かかる状況を踏まえ,チェンナイ市は上下水道マスタープランを策定し,同都市圏において安全かつ安定的な水資源の確保に向けた取組みを行っている。この中で,大規模な表流水源開発には長期間を要し,地下水からの取水では膨大な需要を満たすことが困難であり,また表流水は乾期の渇水の影響も受けやすいことから,海水淡水化の計画を策定し,既存の海水淡水化プラント(計200MLD;20.0万立方メートル/日)に加えて給水能力の増強を図るため,本計画による海水淡水化プラント及び送水・配水施設の建設・改善を計画している。 - イ
- 我が国の基本政策との関係
インドの人口の約3割が依然として貧困状態にあること,電力,運輸等の経済インフラが絶対的に不足していることなどの開発ニーズを踏まえて2016年3月に策定された「対インド国別援助方針」においては,今後の対インドODAの重点目標として,(ア)連結性の強化,(イ)産業競争力の強化及び(ウ)持続的で包摂的な成長への支援を掲げている。

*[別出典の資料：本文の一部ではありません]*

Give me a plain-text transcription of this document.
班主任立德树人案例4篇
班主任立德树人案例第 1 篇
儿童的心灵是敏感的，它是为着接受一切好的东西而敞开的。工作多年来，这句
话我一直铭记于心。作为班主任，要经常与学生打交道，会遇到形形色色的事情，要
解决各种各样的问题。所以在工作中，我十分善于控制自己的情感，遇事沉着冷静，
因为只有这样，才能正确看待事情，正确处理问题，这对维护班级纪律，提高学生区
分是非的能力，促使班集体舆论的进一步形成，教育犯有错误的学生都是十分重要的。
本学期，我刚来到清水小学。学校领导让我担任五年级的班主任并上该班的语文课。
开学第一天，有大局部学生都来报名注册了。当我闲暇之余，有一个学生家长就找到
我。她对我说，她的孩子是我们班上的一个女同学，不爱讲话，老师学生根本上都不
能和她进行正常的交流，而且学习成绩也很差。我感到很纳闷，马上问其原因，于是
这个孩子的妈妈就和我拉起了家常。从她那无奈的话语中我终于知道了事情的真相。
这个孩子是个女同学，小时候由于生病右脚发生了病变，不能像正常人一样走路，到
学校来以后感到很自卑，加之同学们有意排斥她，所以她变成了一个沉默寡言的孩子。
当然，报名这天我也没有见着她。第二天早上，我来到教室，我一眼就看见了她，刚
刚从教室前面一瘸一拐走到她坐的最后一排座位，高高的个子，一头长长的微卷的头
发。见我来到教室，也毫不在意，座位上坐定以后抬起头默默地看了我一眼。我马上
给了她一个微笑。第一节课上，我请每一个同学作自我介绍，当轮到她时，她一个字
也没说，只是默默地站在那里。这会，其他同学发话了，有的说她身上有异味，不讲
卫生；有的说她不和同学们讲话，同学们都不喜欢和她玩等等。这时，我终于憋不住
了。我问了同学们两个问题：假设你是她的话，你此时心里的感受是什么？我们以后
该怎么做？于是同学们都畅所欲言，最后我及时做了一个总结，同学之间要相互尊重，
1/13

本計画は,タミル・ナド州チェンナイ都市圏において,海水淡水化プラント及び送水・配水施設の建設・改善を行うことにより,安全かつ安定的な上水道サービスの向上を図り,もって地域住民の生活環境の改善及び投資環境改善に寄与することから,上記(ウ)に合致する。また,本件は,チェンナイ・ベンガルール間産業回廊(CBIC)構想における広域の経済開発構想の具体化に資することから,上記(ア)にも合致し,インドの開発政策とも高い整合性を有している。
また,2017年9月の安倍総理大臣のインド訪問時には「両国のパートナーシップを新たな次元に引き上げるべく協力することを決定」するとともに,日本の「自由で開かれたインド太平洋戦略」とインドの「アクト・イースト政策」の連携に向けた取組の強化を誓うなど両国の関係強化が着実に進んでいる中,円借款を始めとするODAを通じて,経済・社会開発を進めるインドの取組を支援することは,こうした日印二国間関係の更なる強化につながる。
(2)効率性
上水道事業においてサービスに対する需要と住民の支払い意思額・能力を的確に予測することで,最大限の受益者負担を可能とする料金体系及び水道メーターの普及についての現実的な計画を検討することが重要である。実施機関であるチェンナイ都市圏上下水道公社において水道料金の改定が順次進められていること,チェンナイ市における水道メーター設置率を2026年度内に100%とする目標が定められていることを確認しており,本計画のコンサルティング・サービスにおいては,住民の支払い意思額・能力の把握や水道メーターの普及に向けた広報活動,並びに実施機関の財務計画策定を支援する。
(3)有効性
運用・効果指標(いずれも事業完成2年後(2027年)の見込み)として,チェンナイ市の給水人口が,2016年の約710万人から約820万人へ約110万人増加する見込みである。また,定性的効果として,水質満足度及び水圧満足度の向上,住民の健康状態の改善等といった生活環境の改善,さらには,チェンナイ都市圏の経済成長や投資促進等といった経済的・社会的発展の促進に寄与することが期待される。
3 事前評価に用いた資料,有識者等の知見の活用
要請書,インド国別評価報告書(2009年度),国際協力機構環境社会配慮ガイドライン,その他国際協力機構から提出された資料。
案件に関する情報は,交換公文締結後に公表される外務省の約束状況に関する資料及び案件概要,借款契約締結後公表される国際協力機構のプレスリリース及び事業事前評価表
を参照。
なお,本案件に関する事後評価は実施機関である国際協力機構が行う予定。